By Dr. Marty Klein (Palo Alto, California) May 25 | A woman observing a trial was arrested and jailed for 48 hours because she wore a t-shirt with a political slogan.
Are you curious about the political slogan? Can this be legal? Would you agree that the specific slogan would be a crucial part of the news reporting this story? Now try this actual event, reported in the Chicago Tribune:
“Jennifer LaPenta, 20, was jailed this week by Lake County Associate Judge Helen Rozenberg who held her in contempt for wearing a T-shirt in her courtroom emblazoned with the words: “I have the (slang for female body part) so I make the rules.” LaPenta was sitting in the gallery waiting for a friend’s case when the judge called her forward.

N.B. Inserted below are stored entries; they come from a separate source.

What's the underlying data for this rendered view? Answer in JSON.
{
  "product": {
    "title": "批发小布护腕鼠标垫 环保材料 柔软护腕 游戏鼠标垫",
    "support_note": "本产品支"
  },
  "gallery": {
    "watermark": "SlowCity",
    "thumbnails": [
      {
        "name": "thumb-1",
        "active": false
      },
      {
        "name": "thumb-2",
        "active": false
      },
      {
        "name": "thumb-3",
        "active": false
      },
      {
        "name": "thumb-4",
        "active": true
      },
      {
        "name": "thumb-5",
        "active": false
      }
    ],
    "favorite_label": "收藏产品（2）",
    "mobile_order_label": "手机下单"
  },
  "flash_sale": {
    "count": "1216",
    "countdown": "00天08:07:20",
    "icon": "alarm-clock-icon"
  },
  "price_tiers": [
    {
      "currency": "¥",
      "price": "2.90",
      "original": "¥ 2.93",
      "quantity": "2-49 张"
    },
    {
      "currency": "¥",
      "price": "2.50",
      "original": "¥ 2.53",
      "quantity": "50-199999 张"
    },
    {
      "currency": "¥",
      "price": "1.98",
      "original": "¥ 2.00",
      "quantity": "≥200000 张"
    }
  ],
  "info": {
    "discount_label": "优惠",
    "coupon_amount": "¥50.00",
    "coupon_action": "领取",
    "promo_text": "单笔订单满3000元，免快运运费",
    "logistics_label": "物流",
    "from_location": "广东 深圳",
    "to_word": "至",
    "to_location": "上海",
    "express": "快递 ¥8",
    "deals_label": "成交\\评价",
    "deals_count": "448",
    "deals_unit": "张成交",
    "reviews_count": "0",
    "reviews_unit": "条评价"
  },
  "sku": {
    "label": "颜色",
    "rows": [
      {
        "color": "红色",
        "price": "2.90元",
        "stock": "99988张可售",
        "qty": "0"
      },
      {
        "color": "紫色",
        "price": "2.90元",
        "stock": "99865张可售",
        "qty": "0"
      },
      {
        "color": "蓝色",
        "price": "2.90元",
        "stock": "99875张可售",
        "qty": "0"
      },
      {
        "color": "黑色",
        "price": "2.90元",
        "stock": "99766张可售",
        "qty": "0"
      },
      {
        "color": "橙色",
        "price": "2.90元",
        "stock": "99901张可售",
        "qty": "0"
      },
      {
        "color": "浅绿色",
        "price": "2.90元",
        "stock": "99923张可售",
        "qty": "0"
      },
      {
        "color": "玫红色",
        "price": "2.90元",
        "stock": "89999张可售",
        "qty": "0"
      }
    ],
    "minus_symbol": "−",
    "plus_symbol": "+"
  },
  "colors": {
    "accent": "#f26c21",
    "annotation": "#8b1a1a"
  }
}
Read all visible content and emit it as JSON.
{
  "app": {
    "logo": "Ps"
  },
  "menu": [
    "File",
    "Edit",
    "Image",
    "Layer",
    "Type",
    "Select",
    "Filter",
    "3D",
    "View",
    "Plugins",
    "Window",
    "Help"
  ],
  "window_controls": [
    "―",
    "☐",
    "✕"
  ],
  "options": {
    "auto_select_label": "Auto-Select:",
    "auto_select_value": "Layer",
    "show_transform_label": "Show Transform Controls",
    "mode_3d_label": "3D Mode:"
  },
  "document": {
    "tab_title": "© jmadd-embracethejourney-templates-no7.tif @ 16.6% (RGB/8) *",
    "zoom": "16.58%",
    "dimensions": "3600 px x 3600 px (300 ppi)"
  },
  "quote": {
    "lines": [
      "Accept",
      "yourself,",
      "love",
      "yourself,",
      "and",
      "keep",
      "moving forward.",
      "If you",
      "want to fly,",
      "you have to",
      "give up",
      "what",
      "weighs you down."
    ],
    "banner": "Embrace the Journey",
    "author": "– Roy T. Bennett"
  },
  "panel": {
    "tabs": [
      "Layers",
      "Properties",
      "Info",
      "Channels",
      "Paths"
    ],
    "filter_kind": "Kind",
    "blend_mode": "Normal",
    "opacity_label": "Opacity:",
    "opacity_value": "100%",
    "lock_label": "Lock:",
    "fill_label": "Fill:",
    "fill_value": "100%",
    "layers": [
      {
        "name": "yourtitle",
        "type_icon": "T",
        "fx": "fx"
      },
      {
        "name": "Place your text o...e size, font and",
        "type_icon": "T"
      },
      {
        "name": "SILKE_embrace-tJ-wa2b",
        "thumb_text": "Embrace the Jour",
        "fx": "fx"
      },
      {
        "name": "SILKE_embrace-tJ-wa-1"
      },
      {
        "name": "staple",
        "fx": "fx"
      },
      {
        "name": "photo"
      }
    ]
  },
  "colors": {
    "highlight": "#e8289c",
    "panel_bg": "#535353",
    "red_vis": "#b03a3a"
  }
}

This is a horrible incident—a judge jailing someone not even on trial because she didn’t like the woman’s T-shirt. But the Tribune is so busy protecting readers’ eyeballs from being burned by the “slang for female body part” that we don’t get to evaluate the judge’s actions for ourselves. We don’t get to be outraged that whatever-the-word-was landed someone in jail.
On the progressive side, the Huffington Post was no better—in fact, they were worse. Huffington ran the headline and lead, then simply directed readers to the Lake County News Sun, which of course couldn’t possibly mention the word that made the woman a criminal. Worse, Huffington ran a photo of the woman wearing her T-shirt—with the word blacked out.

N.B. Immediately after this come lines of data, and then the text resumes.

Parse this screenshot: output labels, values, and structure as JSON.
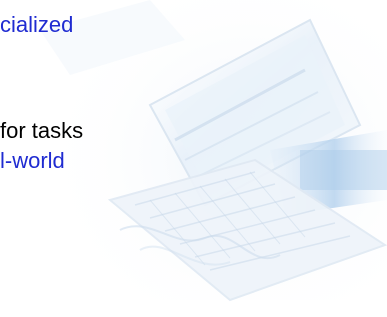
{
  "lines": [
    {
      "text": "cialized",
      "color": "#1f2bd1"
    },
    {
      "text": "for tasks",
      "color": "#000000"
    },
    {
      "text": "l-world",
      "color": "#1f2bd1"
    }
  ],
  "background": {
    "image": "faded-laptop-illustration",
    "tint": "#dfeaf5"
  }
}
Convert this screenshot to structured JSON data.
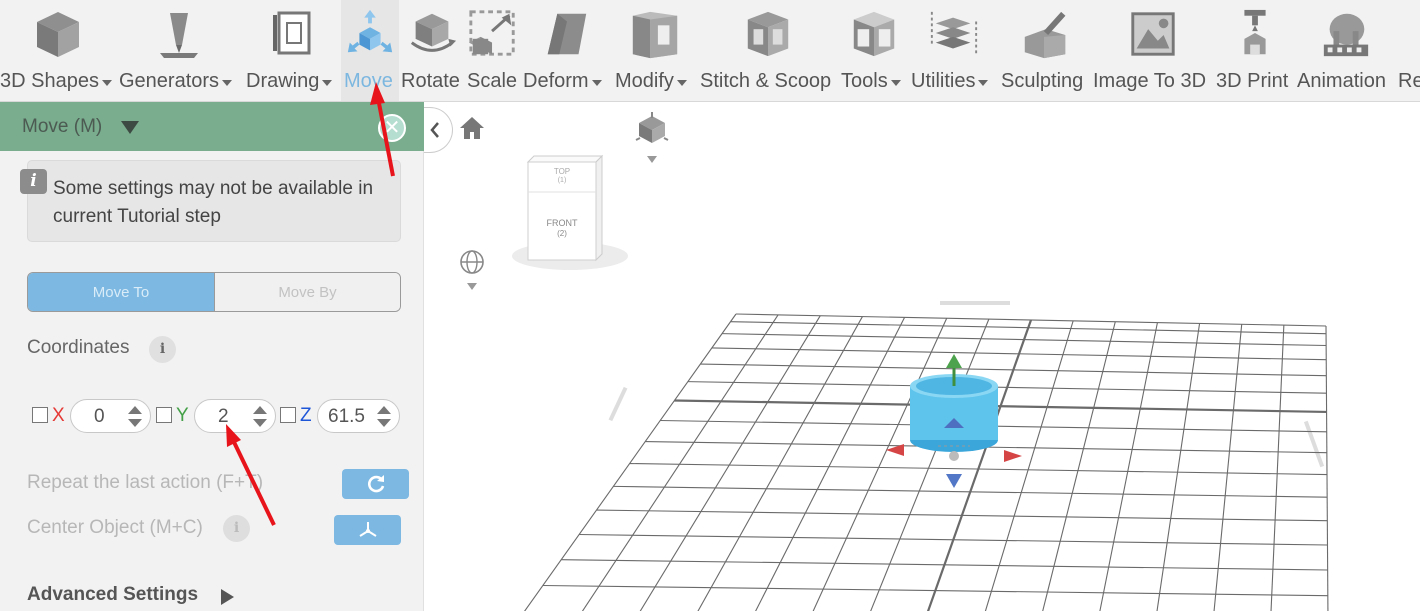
{
  "toolbar": {
    "items": [
      {
        "label": "3D Shapes",
        "icon": "cube-icon",
        "dropdown": true
      },
      {
        "label": "Generators",
        "icon": "generator-icon",
        "dropdown": true
      },
      {
        "label": "Drawing",
        "icon": "drawing-icon",
        "dropdown": true
      },
      {
        "label": "Move",
        "icon": "move-icon",
        "dropdown": false,
        "active": true
      },
      {
        "label": "Rotate",
        "icon": "rotate-icon",
        "dropdown": false
      },
      {
        "label": "Scale",
        "icon": "scale-icon",
        "dropdown": false
      },
      {
        "label": "Deform",
        "icon": "deform-icon",
        "dropdown": true
      },
      {
        "label": "Modify",
        "icon": "modify-icon",
        "dropdown": true
      },
      {
        "label": "Stitch & Scoop",
        "icon": "stitch-scoop-icon",
        "dropdown": false
      },
      {
        "label": "Tools",
        "icon": "tools-icon",
        "dropdown": true
      },
      {
        "label": "Utilities",
        "icon": "utilities-icon",
        "dropdown": true
      },
      {
        "label": "Sculpting",
        "icon": "sculpting-icon",
        "dropdown": false
      },
      {
        "label": "Image To 3D",
        "icon": "image-to-3d-icon",
        "dropdown": false
      },
      {
        "label": "3D Print",
        "icon": "3d-print-icon",
        "dropdown": false
      },
      {
        "label": "Animation",
        "icon": "animation-icon",
        "dropdown": false
      },
      {
        "label": "Re",
        "icon": "",
        "dropdown": false
      }
    ]
  },
  "panel": {
    "title": "Move (M)",
    "close_glyph": "✕",
    "notice_icon": "i",
    "notice_text": "Some settings may not be available in current Tutorial step",
    "mode_tabs": {
      "move_to": "Move To",
      "move_by": "Move By"
    },
    "coordinates_label": "Coordinates",
    "info_glyph": "i",
    "coords": {
      "x": {
        "axis": "X",
        "value": "0",
        "color": "#e53935"
      },
      "y": {
        "axis": "Y",
        "value": "2",
        "color": "#43a047"
      },
      "z": {
        "axis": "Z",
        "value": "61.5",
        "color": "#1e56d8"
      }
    },
    "repeat_label": "Repeat the last action (F+T)",
    "center_label": "Center Object (M+C)",
    "advanced_label": "Advanced Settings"
  },
  "viewport": {
    "view_cube": {
      "top": "TOP",
      "top_num": "(1)",
      "front": "FRONT",
      "front_num": "(2)"
    },
    "object_color": "#5ec4ec"
  },
  "colors": {
    "accent_blue": "#7cb8e2",
    "header_green": "#79ad8e",
    "annotation_red": "#e8141b"
  }
}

In recent years adults have been insulted by media inventions like “the N word” and “the F bomb.” These are the same media that are willing to not show 4,000 American corpses being shipped back from Iraq. The media don’t trust us. They’re busy protecting us from the truth instead of reporting it.

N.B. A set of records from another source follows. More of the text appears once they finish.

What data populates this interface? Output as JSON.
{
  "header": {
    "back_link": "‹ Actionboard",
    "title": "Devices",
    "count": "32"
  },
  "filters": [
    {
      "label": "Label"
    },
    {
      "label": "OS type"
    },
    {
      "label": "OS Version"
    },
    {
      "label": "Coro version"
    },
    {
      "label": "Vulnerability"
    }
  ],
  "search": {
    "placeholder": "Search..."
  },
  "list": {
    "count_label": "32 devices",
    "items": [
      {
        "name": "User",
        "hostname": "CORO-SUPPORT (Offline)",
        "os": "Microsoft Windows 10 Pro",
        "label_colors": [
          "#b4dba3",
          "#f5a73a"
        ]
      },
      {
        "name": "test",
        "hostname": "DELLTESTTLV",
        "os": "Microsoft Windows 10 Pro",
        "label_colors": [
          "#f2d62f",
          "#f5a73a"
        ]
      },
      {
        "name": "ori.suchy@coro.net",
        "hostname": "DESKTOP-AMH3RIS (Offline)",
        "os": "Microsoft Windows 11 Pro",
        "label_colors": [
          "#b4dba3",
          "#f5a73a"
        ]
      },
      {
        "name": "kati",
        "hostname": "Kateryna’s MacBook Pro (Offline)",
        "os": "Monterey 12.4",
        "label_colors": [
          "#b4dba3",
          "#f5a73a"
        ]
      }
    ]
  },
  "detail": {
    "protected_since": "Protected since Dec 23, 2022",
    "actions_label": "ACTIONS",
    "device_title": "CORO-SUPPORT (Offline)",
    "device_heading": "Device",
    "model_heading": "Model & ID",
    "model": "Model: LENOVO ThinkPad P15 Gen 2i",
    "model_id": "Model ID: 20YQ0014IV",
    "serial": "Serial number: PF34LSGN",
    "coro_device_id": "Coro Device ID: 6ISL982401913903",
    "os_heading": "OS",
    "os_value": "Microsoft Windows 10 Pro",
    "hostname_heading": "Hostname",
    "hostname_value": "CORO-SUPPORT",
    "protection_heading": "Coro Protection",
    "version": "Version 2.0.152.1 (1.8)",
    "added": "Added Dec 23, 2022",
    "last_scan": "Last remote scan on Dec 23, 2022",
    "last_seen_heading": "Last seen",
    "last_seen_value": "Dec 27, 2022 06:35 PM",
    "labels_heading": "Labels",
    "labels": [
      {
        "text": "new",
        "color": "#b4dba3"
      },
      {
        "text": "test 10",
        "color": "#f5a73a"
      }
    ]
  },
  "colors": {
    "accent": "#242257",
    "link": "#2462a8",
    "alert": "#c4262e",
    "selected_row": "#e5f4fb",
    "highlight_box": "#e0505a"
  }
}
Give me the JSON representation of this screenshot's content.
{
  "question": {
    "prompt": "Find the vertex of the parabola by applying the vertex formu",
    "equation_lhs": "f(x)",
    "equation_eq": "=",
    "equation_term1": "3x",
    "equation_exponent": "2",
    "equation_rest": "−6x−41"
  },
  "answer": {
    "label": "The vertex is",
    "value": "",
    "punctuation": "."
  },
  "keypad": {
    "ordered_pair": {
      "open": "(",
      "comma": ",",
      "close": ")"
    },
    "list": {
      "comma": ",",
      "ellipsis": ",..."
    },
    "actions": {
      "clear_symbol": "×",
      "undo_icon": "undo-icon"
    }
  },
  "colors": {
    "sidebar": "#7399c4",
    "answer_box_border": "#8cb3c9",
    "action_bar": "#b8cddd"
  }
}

The words on the T-shirt are a crucial detail. Without them, the LaPenta story is reduced to gossip, to a reality show. Instead of being angered, we chuckle.
So here’s what the T-shirt said across her chest:
“I have the pussy, so I make the rules.”
Stupid? Sure.
Offensive? Contemptible?
Not as much as a judge jailing her for it. And not as much as the national media refusing to let us know exactly what happened.
1 comments:
Ah the land of the free. I thought at least it would have been 'cunt', but 'pussy'?
Mrs Slocombe would be outraged.
Words are words. To me there is no such thing as an offensive word. The context is what makes something offensive.
I wonder how "Team America, Fuck yeah!" was allowed? Or "South Park The Movie, Bigger Longer and Uncut" with the Uncle Fucker song?
If the judge was so pussy whipped, why didn't the stupid bitch order the wearer to turn it inside out, or to leave the court?
Seems to me that there is a valid suit here for false imprisonment.